Statement On the Passage of the $1 Billion Recompete Grants Program Through the CHIPS Legislation
The following is a statement from Matt Hildreth, Executive Director of RuralOrganizing.org:
This week, with the leadership of Rep. Derek Kilmer and lobbying and grassroots effort by RuralOrganizing.org, Congress successfully passed a critical new federal policy that establishes a new $1 billion federal block grant program at the Economic Development Agency (EDA). This new program empowers persistently distressed communities, including rural communities, with flexible 10-year "Rebuilding Economies and Creating Opportunities for More People to Excel" ( RECOMPETE) Grants to create good jobs in persistently distressed communities, including rural and Tribal communities.
For nearly two years, through our Campaign for Rural Progress, RuralOrganizing.org has focused on passing policies that increase good-paying jobs and wages, decrease daily expenses, and improve the quality of life for rural communities experiencing economic distress.
As rural people, we know that every rural community is different. Local people know best what their strengths and challenges are, and solutions should be locally-driven. For some rural communities, the barriers to job creation may be a lack of high-speed internet or our crumbling transportation infrastructure.
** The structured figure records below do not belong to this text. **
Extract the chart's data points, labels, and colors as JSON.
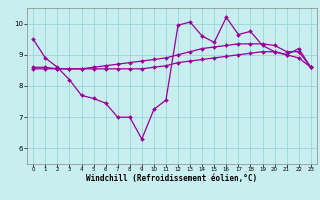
{
  "bg_color": "#c8eef0",
  "grid_color": "#a0d8dc",
  "line_color": "#990099",
  "marker_color": "#990099",
  "xlabel": "Windchill (Refroidissement éolien,°C)",
  "xlim": [
    -0.5,
    23.5
  ],
  "ylim": [
    5.5,
    10.5
  ],
  "yticks": [
    6,
    7,
    8,
    9,
    10
  ],
  "xticks": [
    0,
    1,
    2,
    3,
    4,
    5,
    6,
    7,
    8,
    9,
    10,
    11,
    12,
    13,
    14,
    15,
    16,
    17,
    18,
    19,
    20,
    21,
    22,
    23
  ],
  "series1": {
    "x": [
      0,
      1,
      2,
      3,
      4,
      5,
      6,
      7,
      8,
      9,
      10,
      11,
      12,
      13,
      14,
      15,
      16,
      17,
      18,
      19,
      20,
      21,
      22,
      23
    ],
    "y": [
      9.5,
      8.9,
      8.6,
      8.2,
      7.7,
      7.6,
      7.45,
      7.0,
      7.0,
      6.3,
      7.25,
      7.55,
      9.95,
      10.05,
      9.6,
      9.4,
      10.2,
      9.65,
      9.75,
      9.3,
      9.1,
      9.0,
      9.2,
      8.6
    ]
  },
  "series2": {
    "x": [
      0,
      1,
      2,
      3,
      4,
      5,
      6,
      7,
      8,
      9,
      10,
      11,
      12,
      13,
      14,
      15,
      16,
      17,
      18,
      19,
      20,
      21,
      22,
      23
    ],
    "y": [
      8.6,
      8.6,
      8.55,
      8.55,
      8.55,
      8.6,
      8.65,
      8.7,
      8.75,
      8.8,
      8.85,
      8.9,
      9.0,
      9.1,
      9.2,
      9.25,
      9.3,
      9.35,
      9.35,
      9.35,
      9.3,
      9.1,
      9.1,
      8.6
    ]
  },
  "series3": {
    "x": [
      0,
      1,
      2,
      3,
      4,
      5,
      6,
      7,
      8,
      9,
      10,
      11,
      12,
      13,
      14,
      15,
      16,
      17,
      18,
      19,
      20,
      21,
      22,
      23
    ],
    "y": [
      8.55,
      8.55,
      8.55,
      8.55,
      8.55,
      8.55,
      8.55,
      8.55,
      8.55,
      8.55,
      8.6,
      8.65,
      8.75,
      8.8,
      8.85,
      8.9,
      8.95,
      9.0,
      9.05,
      9.1,
      9.1,
      9.0,
      8.9,
      8.6
    ]
  }
}
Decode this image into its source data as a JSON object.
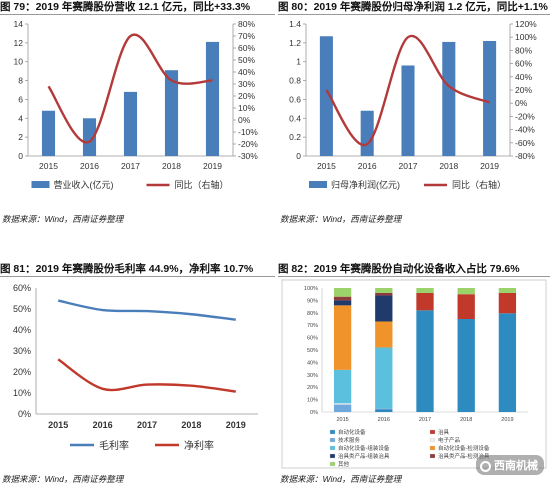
{
  "colors": {
    "bar": "#4a7ebb",
    "line": "#b33a3a",
    "line_blue": "#4a7ebb",
    "line_red": "#c0392b"
  },
  "panels": [
    {
      "title": "图 79：2019 年赛腾股份营收 12.1 亿元，同比+33.3%",
      "source": "数据来源：Wind，西南证券整理"
    },
    {
      "title": "图 80：2019 年赛腾股份归母净利润 1.2 亿元，同比+1.1%",
      "source": "数据来源：Wind，西南证券整理"
    },
    {
      "title": "图 81：2019 年赛腾股份毛利率 44.9%，净利率 10.7%",
      "source": "数据来源：Wind，西南证券整理"
    },
    {
      "title": "图 82：2019 年赛腾股份自动化设备收入占比 79.6%",
      "source": "数据来源：Wind，西南证券整理"
    }
  ],
  "watermark": "西南机械",
  "chart_data": [
    {
      "type": "bar",
      "categories": [
        "2015",
        "2016",
        "2017",
        "2018",
        "2019"
      ],
      "series": [
        {
          "name": "营业收入(亿元)",
          "type": "bar",
          "axis": "left",
          "values": [
            4.8,
            4.0,
            6.8,
            9.1,
            12.1
          ]
        },
        {
          "name": "同比（右轴）",
          "type": "line",
          "axis": "right",
          "values": [
            28,
            -18,
            70,
            33,
            33
          ]
        }
      ],
      "left_ylim": [
        0,
        14
      ],
      "left_ticks": [
        "0",
        "2",
        "4",
        "6",
        "8",
        "10",
        "12",
        "14"
      ],
      "right_ylim": [
        -30,
        80
      ],
      "right_ticks": [
        "-30%",
        "-20%",
        "-10%",
        "0%",
        "10%",
        "20%",
        "30%",
        "40%",
        "50%",
        "60%",
        "70%",
        "80%"
      ],
      "legend": "bottom"
    },
    {
      "type": "bar",
      "categories": [
        "2015",
        "2016",
        "2017",
        "2018",
        "2019"
      ],
      "series": [
        {
          "name": "归母净利润(亿元)",
          "type": "bar",
          "axis": "left",
          "values": [
            1.27,
            0.48,
            0.96,
            1.21,
            1.22
          ]
        },
        {
          "name": "同比（右轴）",
          "type": "line",
          "axis": "right",
          "values": [
            20,
            -62,
            100,
            26,
            1.1
          ]
        }
      ],
      "left_ylim": [
        0,
        1.4
      ],
      "left_ticks": [
        "0",
        "0.2",
        "0.4",
        "0.6",
        "0.8",
        "1",
        "1.2",
        "1.4"
      ],
      "right_ylim": [
        -80,
        120
      ],
      "right_ticks": [
        "-80%",
        "-60%",
        "-40%",
        "-20%",
        "0%",
        "20%",
        "40%",
        "60%",
        "80%",
        "100%",
        "120%"
      ],
      "legend": "bottom"
    },
    {
      "type": "line",
      "categories": [
        "2015",
        "2016",
        "2017",
        "2018",
        "2019"
      ],
      "series": [
        {
          "name": "毛利率",
          "values": [
            54,
            49.5,
            49,
            47.5,
            44.9
          ]
        },
        {
          "name": "净利率",
          "values": [
            26,
            12,
            14,
            13.5,
            10.7
          ]
        }
      ],
      "ylim": [
        0,
        60
      ],
      "y_ticks": [
        "0%",
        "10%",
        "20%",
        "30%",
        "40%",
        "50%",
        "60%"
      ],
      "legend": "bottom"
    },
    {
      "type": "bar",
      "stacked": true,
      "categories": [
        "2015",
        "2016",
        "2017",
        "2018",
        "2019"
      ],
      "series": [
        {
          "name": "自动化设备",
          "color": "#2e8bc0",
          "values": [
            0,
            2,
            82,
            75,
            79.6
          ]
        },
        {
          "name": "治具",
          "color": "#c0392b",
          "values": [
            0,
            0,
            14,
            20,
            16.4
          ]
        },
        {
          "name": "技术服务",
          "color": "#6fa8dc",
          "values": [
            6,
            1,
            0,
            0,
            0
          ]
        },
        {
          "name": "电子产品",
          "color": "#eeeeee",
          "values": [
            1,
            0,
            0,
            0,
            0
          ]
        },
        {
          "name": "自动化设备-组装设备",
          "color": "#5bc0de",
          "values": [
            27,
            49,
            0,
            0,
            0
          ]
        },
        {
          "name": "自动化设备-检测设备",
          "color": "#f0932b",
          "values": [
            52,
            21,
            0,
            0,
            0
          ]
        },
        {
          "name": "治具类产品-组装治具",
          "color": "#1f3a6b",
          "values": [
            4,
            21,
            0,
            0,
            0
          ]
        },
        {
          "name": "治具类产品-检测治具",
          "color": "#8e3b3b",
          "values": [
            3,
            2,
            0,
            0,
            0
          ]
        },
        {
          "name": "其他",
          "color": "#9bd36a",
          "values": [
            7,
            4,
            4,
            5,
            4
          ]
        }
      ],
      "ylim": [
        0,
        100
      ],
      "y_ticks": [
        "0%",
        "10%",
        "20%",
        "30%",
        "40%",
        "50%",
        "60%",
        "70%",
        "80%",
        "90%",
        "100%"
      ],
      "legend": "bottom"
    }
  ]
}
Other communities may need more workers with skills in growing industries or job retention resources like childcare services.
The new RECOMPETE Grants are based on each communities’ level of economic distress and are developed and implemented with robust technical assistance from the EDA, in order to provide the consistent, longer-term assistance needed to execute a comprehensive, long-term economic development strategy.
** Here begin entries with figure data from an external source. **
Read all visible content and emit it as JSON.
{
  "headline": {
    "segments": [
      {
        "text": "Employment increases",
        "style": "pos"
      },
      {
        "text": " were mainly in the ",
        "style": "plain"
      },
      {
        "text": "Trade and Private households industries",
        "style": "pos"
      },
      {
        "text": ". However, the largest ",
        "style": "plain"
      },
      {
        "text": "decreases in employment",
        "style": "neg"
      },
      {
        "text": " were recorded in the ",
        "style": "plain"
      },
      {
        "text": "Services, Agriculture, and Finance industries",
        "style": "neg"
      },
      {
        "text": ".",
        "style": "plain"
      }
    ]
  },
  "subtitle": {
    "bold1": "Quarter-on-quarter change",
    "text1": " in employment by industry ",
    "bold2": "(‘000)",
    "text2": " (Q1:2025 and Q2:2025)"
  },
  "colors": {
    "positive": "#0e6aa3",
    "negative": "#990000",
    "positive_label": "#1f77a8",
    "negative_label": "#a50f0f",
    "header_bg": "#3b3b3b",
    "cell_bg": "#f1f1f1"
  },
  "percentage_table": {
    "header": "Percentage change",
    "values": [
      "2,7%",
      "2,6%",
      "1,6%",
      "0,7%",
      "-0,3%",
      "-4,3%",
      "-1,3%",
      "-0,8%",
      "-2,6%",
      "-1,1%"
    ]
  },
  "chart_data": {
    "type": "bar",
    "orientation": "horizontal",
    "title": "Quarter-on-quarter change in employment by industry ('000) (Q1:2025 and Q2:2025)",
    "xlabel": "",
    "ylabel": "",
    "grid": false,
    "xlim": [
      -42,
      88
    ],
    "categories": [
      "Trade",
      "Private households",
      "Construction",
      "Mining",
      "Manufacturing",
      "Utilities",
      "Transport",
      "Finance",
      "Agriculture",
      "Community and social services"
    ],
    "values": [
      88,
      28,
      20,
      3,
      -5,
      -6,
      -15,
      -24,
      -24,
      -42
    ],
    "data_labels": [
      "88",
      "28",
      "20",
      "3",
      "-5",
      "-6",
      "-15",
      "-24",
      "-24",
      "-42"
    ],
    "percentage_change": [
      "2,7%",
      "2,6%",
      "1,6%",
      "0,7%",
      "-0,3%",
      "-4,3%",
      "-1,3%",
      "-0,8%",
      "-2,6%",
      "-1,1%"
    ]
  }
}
RECOMPETE Grants can be used for a wide variety of purposes, including:
Business advice for small and medium-sized local businesses and entrepreneurs, such as manufacturing extension services and small business development centers.
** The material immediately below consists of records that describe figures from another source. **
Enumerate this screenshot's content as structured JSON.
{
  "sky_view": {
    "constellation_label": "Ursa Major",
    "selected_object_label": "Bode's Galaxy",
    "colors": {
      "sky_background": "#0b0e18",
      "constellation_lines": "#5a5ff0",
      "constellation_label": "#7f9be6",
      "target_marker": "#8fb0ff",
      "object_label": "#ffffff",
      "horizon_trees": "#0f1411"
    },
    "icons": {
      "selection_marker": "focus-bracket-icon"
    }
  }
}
Land and site development, such as brownfield redevelopment, research and technology parks, business incubators, business corridor development, and Main Street redevelopment.
Infrastructure and housing, such as improvements in transit, roads, broadband access, and affordable and workforce housing development.
Job training oriented to regional or local labor market needs, such as customized job training programs run by local community colleges in partnership with local businesses.
Workforce outreach programs that reach out to lower-income neighborhoods and embed job placement and training services in neighborhood institutions.
Job retention programs for support services such as job success coaches, childcare services, or transportation support.
We applaud the thousands of people in our network who took action to push for the passage of the RECOMPETE and the leadership of elected officials like Representative Kilmer and we will continue to advocate to ensure the implementation of this new program reaches the most marginalized rural communities.
It’s especially refreshing to see programs, like RECOMPETE that build economic opportunity from the bottom up, pass through legislative vehicles like the CHIPS Act which was filled with “trickle down” corporate give–a-ways that will fail to reach the most distressed and marginalized rural communities.